By Rocío Bao
The President of the Madrid Association of Cardiovascular and Anti-Coagulant Patients (AMAC), Juan Manuel Ortíz Carranza, has created and designed eTAO, a project that seeks to gather information for the self-monitoring of patients on blood thinners that functions via GPRS communication with mobile terminals.
“The pilot project consists of integrating different technologies in the market to obtain a messaging service to mobile terminals that makes it possible to facilitate monitoring and medication guidelines. The mobile telephone terminal will have an IT application able to manage the information received and display it on a graphic interface. Said information will be sent over the network with all the safety guarantees used in the handling of health information sent over mobile and fixed networks,” explained Ortíz Carranza.
The health security protocols needed to safeguard the content will implemented on a remote administration server connected to a broadband network with remote access via a code so that healthcare professionals at each hospital can access it and see the patient’s INR data and thus administer their treatment through the mobile terminal.
The President of AMAC has developed this project as a response to the resistance to the concept of chronic patients on blood thinners monitoring themselves because of the high costs and cuts in healthcare being experienced in Spain.
In this regard, Ortíz Carranza said: “In Spain, the cost of a reactive strip costs the patient 6 euros and the equipment costs 700 euros, plus a training course. Under a normal self-monitoring regime, patients consume between five and six strips a month. That is the reason that the National Health Service (SNS) in Spain doesn’t subsidize that form of treatment and patients are forced to come to Primary Care Centers where a nurse will do the INR test they need.”
He said that a patient is completely dependent on the hospital and that causes serious problems for the elderly and people with disabilities as well as those with jobs who need to ask permission from their companies to have the tests done. “Elderly and seriously disabled people are obliged to go to hospitals with the high cost of transport and the assistance of carers,” Ortíz Carranza emphasized.

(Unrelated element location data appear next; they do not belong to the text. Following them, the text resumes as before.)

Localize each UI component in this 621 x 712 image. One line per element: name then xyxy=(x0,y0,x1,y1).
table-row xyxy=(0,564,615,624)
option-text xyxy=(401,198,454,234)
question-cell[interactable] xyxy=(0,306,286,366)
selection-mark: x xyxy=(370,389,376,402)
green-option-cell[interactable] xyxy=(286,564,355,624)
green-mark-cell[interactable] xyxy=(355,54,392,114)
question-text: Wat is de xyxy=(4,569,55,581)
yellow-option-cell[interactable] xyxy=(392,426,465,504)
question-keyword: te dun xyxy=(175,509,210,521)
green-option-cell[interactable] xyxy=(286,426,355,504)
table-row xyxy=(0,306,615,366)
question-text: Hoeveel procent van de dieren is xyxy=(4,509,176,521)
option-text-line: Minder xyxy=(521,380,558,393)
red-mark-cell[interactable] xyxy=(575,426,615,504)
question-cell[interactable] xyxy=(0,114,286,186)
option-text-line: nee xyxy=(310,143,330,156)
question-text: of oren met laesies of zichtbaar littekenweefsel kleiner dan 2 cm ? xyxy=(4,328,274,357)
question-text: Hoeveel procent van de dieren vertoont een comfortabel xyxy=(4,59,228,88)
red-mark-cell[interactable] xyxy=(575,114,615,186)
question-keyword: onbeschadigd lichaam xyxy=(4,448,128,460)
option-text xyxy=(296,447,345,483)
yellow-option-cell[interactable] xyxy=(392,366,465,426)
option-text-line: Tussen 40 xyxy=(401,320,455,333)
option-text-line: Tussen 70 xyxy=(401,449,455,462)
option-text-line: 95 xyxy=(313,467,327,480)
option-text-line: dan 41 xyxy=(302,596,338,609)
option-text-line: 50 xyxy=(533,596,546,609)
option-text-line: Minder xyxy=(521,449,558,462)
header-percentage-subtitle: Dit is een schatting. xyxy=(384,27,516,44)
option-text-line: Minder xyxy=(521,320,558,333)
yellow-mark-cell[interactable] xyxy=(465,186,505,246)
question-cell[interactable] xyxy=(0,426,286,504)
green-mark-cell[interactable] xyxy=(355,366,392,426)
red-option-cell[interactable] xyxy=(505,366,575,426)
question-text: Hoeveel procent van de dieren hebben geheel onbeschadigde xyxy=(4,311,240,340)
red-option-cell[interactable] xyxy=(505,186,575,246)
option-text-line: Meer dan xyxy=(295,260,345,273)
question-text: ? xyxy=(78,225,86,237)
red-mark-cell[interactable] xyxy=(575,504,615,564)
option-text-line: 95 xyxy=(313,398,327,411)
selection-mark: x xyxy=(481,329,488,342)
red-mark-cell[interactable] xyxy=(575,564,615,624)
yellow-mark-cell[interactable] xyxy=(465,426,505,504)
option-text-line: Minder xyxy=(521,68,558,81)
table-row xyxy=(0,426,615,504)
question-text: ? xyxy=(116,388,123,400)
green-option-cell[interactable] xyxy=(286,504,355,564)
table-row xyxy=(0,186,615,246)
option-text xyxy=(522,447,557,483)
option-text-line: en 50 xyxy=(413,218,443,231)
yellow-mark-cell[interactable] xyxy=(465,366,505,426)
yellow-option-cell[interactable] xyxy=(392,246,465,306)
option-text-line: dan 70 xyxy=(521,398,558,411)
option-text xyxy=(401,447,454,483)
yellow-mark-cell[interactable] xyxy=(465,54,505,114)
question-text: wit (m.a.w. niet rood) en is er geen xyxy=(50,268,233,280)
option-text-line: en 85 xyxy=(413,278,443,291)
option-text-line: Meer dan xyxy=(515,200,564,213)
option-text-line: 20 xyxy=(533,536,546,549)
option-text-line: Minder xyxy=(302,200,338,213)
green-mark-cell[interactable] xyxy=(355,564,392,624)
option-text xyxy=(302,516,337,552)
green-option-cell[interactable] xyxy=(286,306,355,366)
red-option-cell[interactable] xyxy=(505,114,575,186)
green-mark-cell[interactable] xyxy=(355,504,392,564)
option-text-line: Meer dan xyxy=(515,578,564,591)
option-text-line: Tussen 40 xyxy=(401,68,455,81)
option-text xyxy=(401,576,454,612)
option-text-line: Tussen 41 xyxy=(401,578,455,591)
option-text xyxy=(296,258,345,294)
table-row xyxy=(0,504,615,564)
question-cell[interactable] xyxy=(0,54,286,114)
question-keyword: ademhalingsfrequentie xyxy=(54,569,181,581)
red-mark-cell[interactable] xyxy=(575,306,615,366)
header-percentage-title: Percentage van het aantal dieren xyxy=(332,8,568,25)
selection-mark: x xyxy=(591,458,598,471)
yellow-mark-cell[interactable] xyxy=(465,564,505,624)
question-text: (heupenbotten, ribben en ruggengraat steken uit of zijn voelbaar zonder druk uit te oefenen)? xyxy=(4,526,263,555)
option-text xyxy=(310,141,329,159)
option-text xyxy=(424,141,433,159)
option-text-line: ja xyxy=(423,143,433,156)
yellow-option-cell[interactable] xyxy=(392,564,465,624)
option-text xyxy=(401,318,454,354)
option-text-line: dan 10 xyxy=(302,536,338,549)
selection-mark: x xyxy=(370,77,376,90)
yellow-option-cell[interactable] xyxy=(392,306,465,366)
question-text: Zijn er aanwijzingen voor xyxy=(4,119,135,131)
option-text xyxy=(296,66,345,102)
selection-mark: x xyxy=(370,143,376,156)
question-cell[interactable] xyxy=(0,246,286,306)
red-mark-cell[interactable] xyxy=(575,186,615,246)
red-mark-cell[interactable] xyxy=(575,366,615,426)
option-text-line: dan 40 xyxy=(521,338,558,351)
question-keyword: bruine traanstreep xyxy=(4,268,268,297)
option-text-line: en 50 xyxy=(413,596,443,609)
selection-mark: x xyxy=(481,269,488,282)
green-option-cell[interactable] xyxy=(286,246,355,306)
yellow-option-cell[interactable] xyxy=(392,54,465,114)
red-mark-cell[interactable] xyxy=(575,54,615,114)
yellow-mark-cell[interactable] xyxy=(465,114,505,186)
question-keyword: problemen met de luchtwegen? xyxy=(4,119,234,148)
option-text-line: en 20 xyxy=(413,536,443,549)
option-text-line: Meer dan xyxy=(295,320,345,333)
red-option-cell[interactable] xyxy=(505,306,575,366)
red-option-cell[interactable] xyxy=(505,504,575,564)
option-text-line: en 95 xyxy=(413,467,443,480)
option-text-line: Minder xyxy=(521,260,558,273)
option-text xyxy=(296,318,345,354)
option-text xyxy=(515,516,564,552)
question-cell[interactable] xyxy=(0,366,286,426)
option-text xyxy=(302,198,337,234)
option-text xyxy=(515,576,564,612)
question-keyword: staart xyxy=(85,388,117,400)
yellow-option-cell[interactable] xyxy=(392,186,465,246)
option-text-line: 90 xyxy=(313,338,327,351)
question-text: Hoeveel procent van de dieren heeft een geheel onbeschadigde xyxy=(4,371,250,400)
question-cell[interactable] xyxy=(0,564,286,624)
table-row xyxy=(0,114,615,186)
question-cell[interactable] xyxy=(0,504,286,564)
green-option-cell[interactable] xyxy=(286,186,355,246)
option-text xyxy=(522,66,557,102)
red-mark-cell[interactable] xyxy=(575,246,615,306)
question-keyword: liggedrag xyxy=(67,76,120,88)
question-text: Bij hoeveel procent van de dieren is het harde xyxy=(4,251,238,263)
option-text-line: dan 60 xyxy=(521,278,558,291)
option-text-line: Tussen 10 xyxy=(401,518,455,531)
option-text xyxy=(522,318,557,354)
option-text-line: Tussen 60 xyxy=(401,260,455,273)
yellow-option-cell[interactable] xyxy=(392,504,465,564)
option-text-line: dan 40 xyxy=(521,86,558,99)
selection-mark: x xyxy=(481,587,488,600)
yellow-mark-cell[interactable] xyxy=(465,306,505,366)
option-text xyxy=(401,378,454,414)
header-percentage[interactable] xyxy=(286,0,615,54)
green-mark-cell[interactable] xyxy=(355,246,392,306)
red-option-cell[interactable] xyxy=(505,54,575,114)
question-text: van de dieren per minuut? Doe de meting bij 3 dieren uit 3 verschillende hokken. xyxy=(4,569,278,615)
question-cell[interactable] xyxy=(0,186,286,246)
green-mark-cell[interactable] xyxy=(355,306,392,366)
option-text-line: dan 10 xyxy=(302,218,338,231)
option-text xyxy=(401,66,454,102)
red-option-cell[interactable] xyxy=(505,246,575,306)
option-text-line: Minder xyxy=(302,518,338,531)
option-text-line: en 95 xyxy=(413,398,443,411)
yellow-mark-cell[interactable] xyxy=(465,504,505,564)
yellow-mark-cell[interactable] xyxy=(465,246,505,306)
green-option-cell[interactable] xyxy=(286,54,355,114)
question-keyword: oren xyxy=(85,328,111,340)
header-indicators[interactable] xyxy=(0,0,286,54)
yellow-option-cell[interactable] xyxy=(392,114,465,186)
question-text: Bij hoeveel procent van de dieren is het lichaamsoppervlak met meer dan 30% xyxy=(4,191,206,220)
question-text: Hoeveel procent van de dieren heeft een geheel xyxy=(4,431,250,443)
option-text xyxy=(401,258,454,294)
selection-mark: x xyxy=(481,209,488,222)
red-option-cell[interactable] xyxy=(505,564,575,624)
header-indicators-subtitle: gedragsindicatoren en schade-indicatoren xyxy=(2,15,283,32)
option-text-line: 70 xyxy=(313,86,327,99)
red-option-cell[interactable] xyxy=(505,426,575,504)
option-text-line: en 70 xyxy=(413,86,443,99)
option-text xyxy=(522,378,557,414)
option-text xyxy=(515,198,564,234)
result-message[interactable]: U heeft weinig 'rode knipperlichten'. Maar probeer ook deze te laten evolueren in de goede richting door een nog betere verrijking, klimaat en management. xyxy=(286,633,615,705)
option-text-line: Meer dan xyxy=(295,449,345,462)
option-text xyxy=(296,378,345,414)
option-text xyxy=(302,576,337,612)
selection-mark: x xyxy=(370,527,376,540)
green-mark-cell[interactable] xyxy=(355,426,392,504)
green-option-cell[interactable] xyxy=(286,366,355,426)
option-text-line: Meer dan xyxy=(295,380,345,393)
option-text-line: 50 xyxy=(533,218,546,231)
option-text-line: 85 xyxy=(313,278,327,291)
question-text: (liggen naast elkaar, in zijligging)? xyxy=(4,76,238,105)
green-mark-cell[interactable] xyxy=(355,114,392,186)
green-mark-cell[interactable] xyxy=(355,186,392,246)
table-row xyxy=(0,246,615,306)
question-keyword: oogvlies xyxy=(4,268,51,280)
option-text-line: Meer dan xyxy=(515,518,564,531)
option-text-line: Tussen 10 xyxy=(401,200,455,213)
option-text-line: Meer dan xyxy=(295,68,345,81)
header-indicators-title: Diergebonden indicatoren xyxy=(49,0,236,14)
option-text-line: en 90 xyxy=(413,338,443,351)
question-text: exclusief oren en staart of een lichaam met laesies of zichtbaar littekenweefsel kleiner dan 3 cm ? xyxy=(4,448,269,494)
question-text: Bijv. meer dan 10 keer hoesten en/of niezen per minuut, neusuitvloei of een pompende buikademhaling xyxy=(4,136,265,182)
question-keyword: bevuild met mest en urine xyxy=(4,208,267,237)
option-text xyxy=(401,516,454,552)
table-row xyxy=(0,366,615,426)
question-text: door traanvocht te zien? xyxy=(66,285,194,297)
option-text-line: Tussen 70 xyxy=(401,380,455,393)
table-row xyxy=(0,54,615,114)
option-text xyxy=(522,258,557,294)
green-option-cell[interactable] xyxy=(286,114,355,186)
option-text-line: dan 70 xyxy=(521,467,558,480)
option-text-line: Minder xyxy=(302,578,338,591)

Given these circumstances, he said: “The studies carried out show that INR/Quick self-monitoring makes oral anti-coagulant medication more efficient with beneficial results such as reduced thromboembolic episodes and serious hemorrhages; reduction in the number and length of hospitalization periods; no dependence on manufacturer or country specific reagents; greater safety when living conditions change; a significant increase in the number of INR results within the therapeutic margin and as a consequence better tailored treatment and fewer INR fluctuations; and long term savings for the health system.”
Finally, Ortíz explained his motivation for creating the eTAO: “The main motives for this project were improving patients’ quality of life and, as far as possible, eradicating dependence on hospitals.”